WASHINGTON (Reuters) - The U.S. Senate's top budget overseers on Tuesday joined forces to tackle escalating costs of retirement and health care programs they say threaten to bankrupt the government, but they would wait until after next year's elections for recommendations to be made public.
"We're headed for a cliff," said Senate Budget Committee Chairman Kent Conrad, a North Dakota Democrat, citing a looming explosion in "baby boom" retirees who will automatically qualify for expensive federal benefits.
Members of the huge so-called baby boom generation were born roughly from 1946 to 1964.
Conrad and Sen. Judd Gregg of New Hampshire, the senior Budget Committee Republican, said they would push legislation this year establishing a bipartisan task force to look into reforms.
But hoping to avoid congressional and presidential campaign politics that could doom their efforts, the task force report would not be delivered until Dec. 9, 2008. National elections are a month earlier.
Aides to House Budget Committee Chairman John Spratt, a South Carolina Democrat, said they did not know whether he would support the initiative.
House Speaker Nancy Pelosi, a California Democrat, rejected the idea of creating a task force to make recommendations for reforming Social Security and Medicare.
"This can be done by the committees of jurisdiction in Congress; they have the experience, knowledge and authority for addressing issues that arise with entitlements," Pelosi said in a statement.
Gregg, comparing the nation's fiscal problem to Hurricane Katrina that hit southern states in 2005, said baby boomer demands for Social Security retirement benefits and Medicare and Medicaid health care "will start to hit in 2010 and reach full force in 2025."
Those senior citizens will create "a $62 trillion unfunded liability" for the U.S. government, Gregg said.

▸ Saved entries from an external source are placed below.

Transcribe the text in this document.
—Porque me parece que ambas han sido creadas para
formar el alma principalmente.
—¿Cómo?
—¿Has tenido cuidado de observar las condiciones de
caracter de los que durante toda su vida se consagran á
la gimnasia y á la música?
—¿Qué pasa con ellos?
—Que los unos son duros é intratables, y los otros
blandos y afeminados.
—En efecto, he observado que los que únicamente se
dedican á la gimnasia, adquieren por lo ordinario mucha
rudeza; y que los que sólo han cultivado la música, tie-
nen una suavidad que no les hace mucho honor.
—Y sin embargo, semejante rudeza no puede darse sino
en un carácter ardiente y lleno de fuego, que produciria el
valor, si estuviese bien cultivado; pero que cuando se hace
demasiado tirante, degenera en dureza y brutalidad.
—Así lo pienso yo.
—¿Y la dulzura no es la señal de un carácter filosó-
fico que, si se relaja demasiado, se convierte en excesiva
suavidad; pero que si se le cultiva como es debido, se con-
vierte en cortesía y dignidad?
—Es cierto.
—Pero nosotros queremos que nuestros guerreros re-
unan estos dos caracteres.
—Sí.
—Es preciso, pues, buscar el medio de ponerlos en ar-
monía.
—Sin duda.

If approved by Congress, the 16-member task force would be made up of eight Democrats and eight Republicans, including two from the Bush administration. The group would be headed by Treasury Secretary Henry Paulson.

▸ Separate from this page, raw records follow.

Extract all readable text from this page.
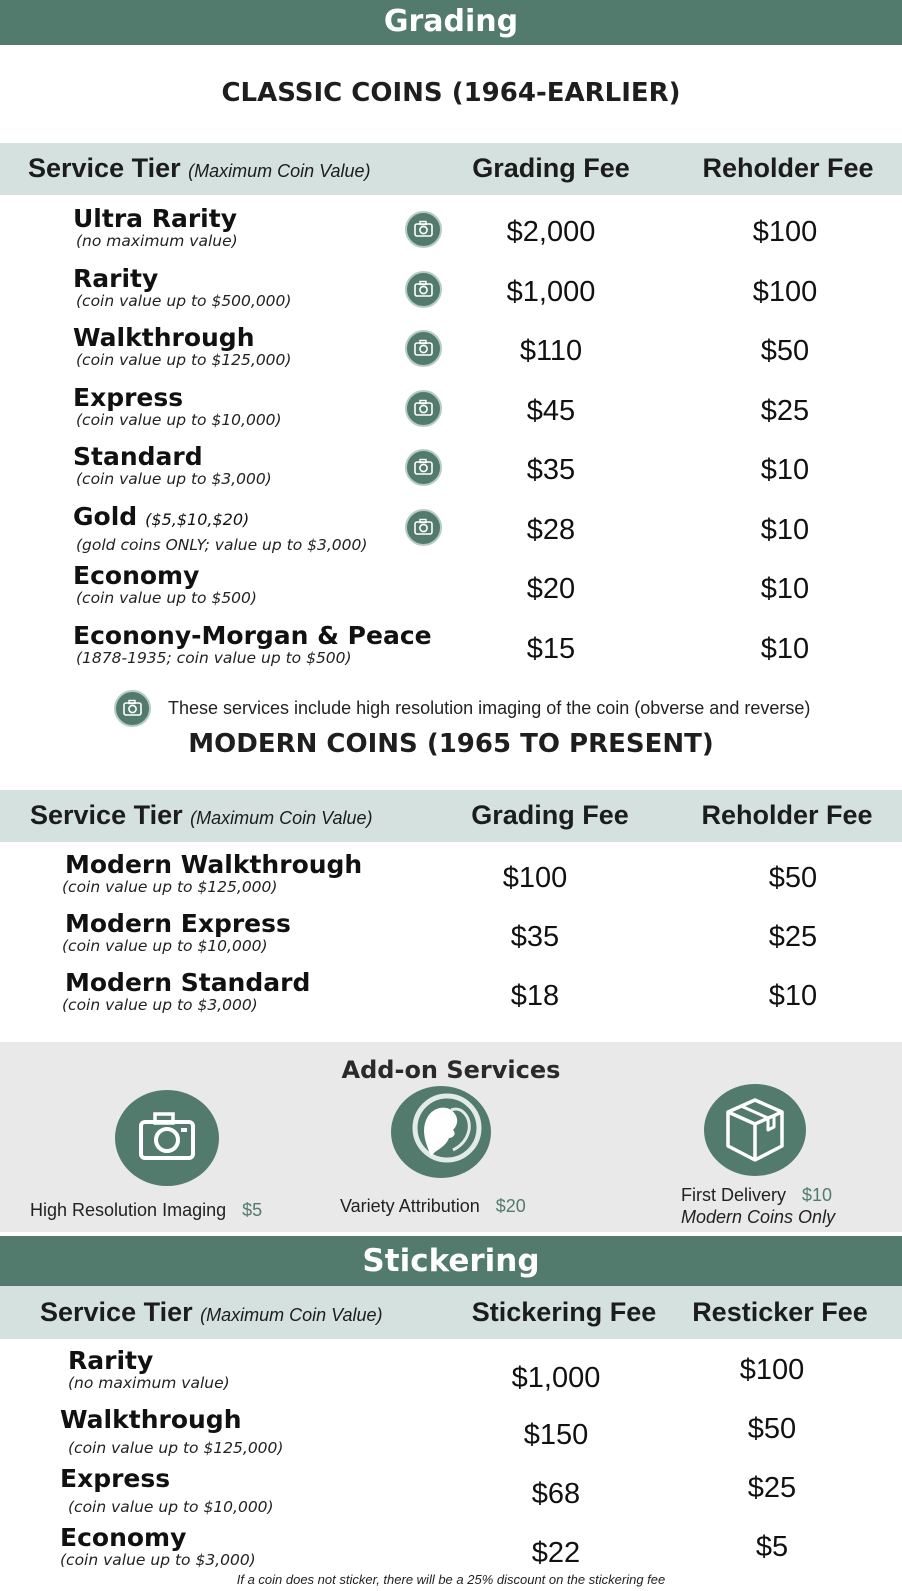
Grading
CLASSIC COINS (1964-EARLIER)
Service Tier (Maximum Coin Value)	Grading Fee	Reholder Fee
Ultra Rarity
(no maximum value)	$2,000	$100
Rarity
(coin value up to $500,000)	$1,000	$100
Walkthrough
(coin value up to $125,000)	$110	$50
Express
(coin value up to $10,000)	$45	$25
Standard
(coin value up to $3,000)	$35	$10
Gold ($5,$10,$20)
(gold coins ONLY; value up to $3,000)	$28	$10
Economy
(coin value up to $500)	$20	$10
Econony-Morgan & Peace
(1878-1935; coin value up to $500)	$15	$10
These services include high resolution imaging of the coin (obverse and reverse)
MODERN COINS (1965 TO PRESENT)
Service Tier (Maximum Coin Value)	Grading Fee	Reholder Fee
Modern Walkthrough
(coin value up to $125,000)	$100	$50
Modern Express
(coin value up to $10,000)	$35	$25
Modern Standard
(coin value up to $3,000)	$18	$10
Add-on Services
High Resolution Imaging $5	Variety Attribution $20
First Delivery $10
Modern Coins Only
Stickering
Service Tier (Maximum Coin Value)	Stickering Fee	Resticker Fee
Rarity
(no maximum value)	$1,000	$100
Walkthrough
(coin value up to $125,000)	$150	$50
Express
(coin value up to $10,000)	$68	$25
Economy
(coin value up to $3,000)	$22	$5
If a coin does not sticker, there will be a 25% discount on the stickering fee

Its recommendations would be put on a fast-track for approval, with votes in the Senate and House of Representatives in early 2009. The new president would then have to decide whether to sign the reforms into law.
While supporters say they are willing to consider all remedies, tax increases and other new revenues would cause heartburn for Republicans and benefit cuts could be troubling to Democrats. President George W. Bush has advocated private investment accounts to fix Social Security, but that idea met stiff opposition from Democrats and never got off the ground.